Melatonin attenuates renal sympathetic overactivity and reactive oxygen species in the brain in neurogenic hypertension.

机构信息

Department of Physiology, Campus São Paulo, Escola Paulista de Medicina, Universidade Federal de São Paulo, São Paulo, Brazil.

Department of Biological Sciences, Campus Diadema, Universidade Federal de São Paulo, São Paulo, Brazil.

出版信息

Hypertens Res. 2019 Nov;42(11):1683-1691. doi: 10.1038/s41440-019-0301-z. Epub 2019 Jul 17.
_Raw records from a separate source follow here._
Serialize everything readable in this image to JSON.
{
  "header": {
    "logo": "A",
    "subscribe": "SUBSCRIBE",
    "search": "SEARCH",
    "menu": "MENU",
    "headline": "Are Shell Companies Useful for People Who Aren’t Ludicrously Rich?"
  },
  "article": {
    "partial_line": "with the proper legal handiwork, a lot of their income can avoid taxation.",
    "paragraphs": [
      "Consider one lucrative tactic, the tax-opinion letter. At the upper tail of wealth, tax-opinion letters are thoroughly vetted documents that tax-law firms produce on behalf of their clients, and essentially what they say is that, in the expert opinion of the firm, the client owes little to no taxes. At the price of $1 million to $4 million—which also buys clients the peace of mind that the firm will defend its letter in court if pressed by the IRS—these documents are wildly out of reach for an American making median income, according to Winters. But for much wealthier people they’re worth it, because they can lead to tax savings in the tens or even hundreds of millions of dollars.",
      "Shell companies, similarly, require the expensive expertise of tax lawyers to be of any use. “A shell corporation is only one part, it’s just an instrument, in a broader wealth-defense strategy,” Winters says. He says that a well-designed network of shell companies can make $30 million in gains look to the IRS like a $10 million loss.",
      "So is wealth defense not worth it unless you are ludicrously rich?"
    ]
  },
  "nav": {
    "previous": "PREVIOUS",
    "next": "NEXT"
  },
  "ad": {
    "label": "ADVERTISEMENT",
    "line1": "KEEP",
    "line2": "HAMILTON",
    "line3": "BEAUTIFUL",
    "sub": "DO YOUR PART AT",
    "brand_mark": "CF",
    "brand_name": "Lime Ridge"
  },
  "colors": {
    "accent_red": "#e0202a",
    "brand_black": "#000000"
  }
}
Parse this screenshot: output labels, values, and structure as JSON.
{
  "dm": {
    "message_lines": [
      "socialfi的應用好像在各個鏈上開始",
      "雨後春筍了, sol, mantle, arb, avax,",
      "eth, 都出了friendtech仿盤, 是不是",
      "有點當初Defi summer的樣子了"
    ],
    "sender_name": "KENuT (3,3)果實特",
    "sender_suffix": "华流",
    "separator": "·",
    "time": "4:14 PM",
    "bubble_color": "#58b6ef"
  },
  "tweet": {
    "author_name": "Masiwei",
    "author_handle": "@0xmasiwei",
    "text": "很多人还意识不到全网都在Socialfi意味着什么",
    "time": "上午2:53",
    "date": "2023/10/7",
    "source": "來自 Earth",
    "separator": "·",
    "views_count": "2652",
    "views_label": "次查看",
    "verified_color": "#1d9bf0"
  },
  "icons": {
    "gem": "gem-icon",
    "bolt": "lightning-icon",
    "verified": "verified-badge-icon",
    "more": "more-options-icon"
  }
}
DOI:10.1038/s41440-019-0301-z
PMID:31316170
Abstract

Sympathetic overactivation contributes to the pathogenesis of both experimental and human hypertension. We have previously reported that oxidative stress in sympathetic premotor neurons leads to arterial baroreflex dysfunction and increased sympathetic drive to the kidneys in an experimental model of neurogenic hypertension. In this study, we hypothesized that melatonin, a potent antioxidant, may be protective in the brainstem regions involved in the tonic and reflex control of blood pressure (BP) in renovascular hypertensive rats. Neurogenic hypertension was induced by placing a silver clip (gap of 0.2 mm) around the left renal artery, and after 5 weeks of renal clip placement, the rats were treated orally with melatonin (30 mg/kg/day) by gavage for 15 days. At the end of melatonin treatment, we evaluated baseline mean arterial pressure (MAP), renal sympathetic nerve activity (rSNA), and the baroreflex control of heart rate (HR) and rSNA. Reactive oxygen species (ROS) were detected within the brainstem regions by dihydroethidium staining. Melatonin treatment effectively reduced baseline MAP and sympathoexcitation to the ischemic kidney in renovascular hypertensive rats. The baroreflex control of HR and rSNA were improved after melatonin treatment in the hypertensive group. Moreover, there was a preferential decrease in ROS within the rostral ventrolateral medulla (RVLM) and the nucleus of the solitary tract (NTS). Therefore, our study indicates that melatonin is effective in reducing renal sympathetic overactivity associated with decreased ROS in brainstem regions that regulate BP in an experimental model of neurogenic hypertension.

摘要

交感神经过度激活参与了实验性和人类高血压的发病机制。我们之前曾报道过,交感节前神经元中的氧化应激会导致动脉压力反射功能障碍,并增加神经源性高血压实验模型中肾脏的交感神经驱动。在这项研究中,我们假设褪黑素作为一种有效的抗氧化剂,可能对参与血压(BP)紧张性和反射性调节的脑干区域具有保护作用。通过在左肾动脉周围放置银夹(间隙 0.2mm)来诱导神经源性高血压,在肾夹放置 5 周后,通过灌胃给予大鼠褪黑素(30mg/kg/天)治疗 15 天。在褪黑素治疗结束时,我们评估了基础平均动脉压(MAP)、肾交感神经活动(rSNA)以及心率(HR)和 rSNA 的压力反射控制。通过二氢乙啶染色检测脑干区域内的活性氧物质(ROS)。褪黑素治疗可有效降低肾血管性高血压大鼠的基础 MAP 和对缺血侧肾脏的交感神经兴奋。在高血压组中,褪黑素治疗后 HR 和 rSNA 的压力反射控制得到改善。此外,在 RVLM 和孤束核(NTS)内,ROS 优先减少。因此,我们的研究表明,褪黑素在降低与 BP 调节相关的脑干区域中与 ROS 减少相关的肾交感神经过度活动方面是有效的,这是神经源性高血压的实验模型。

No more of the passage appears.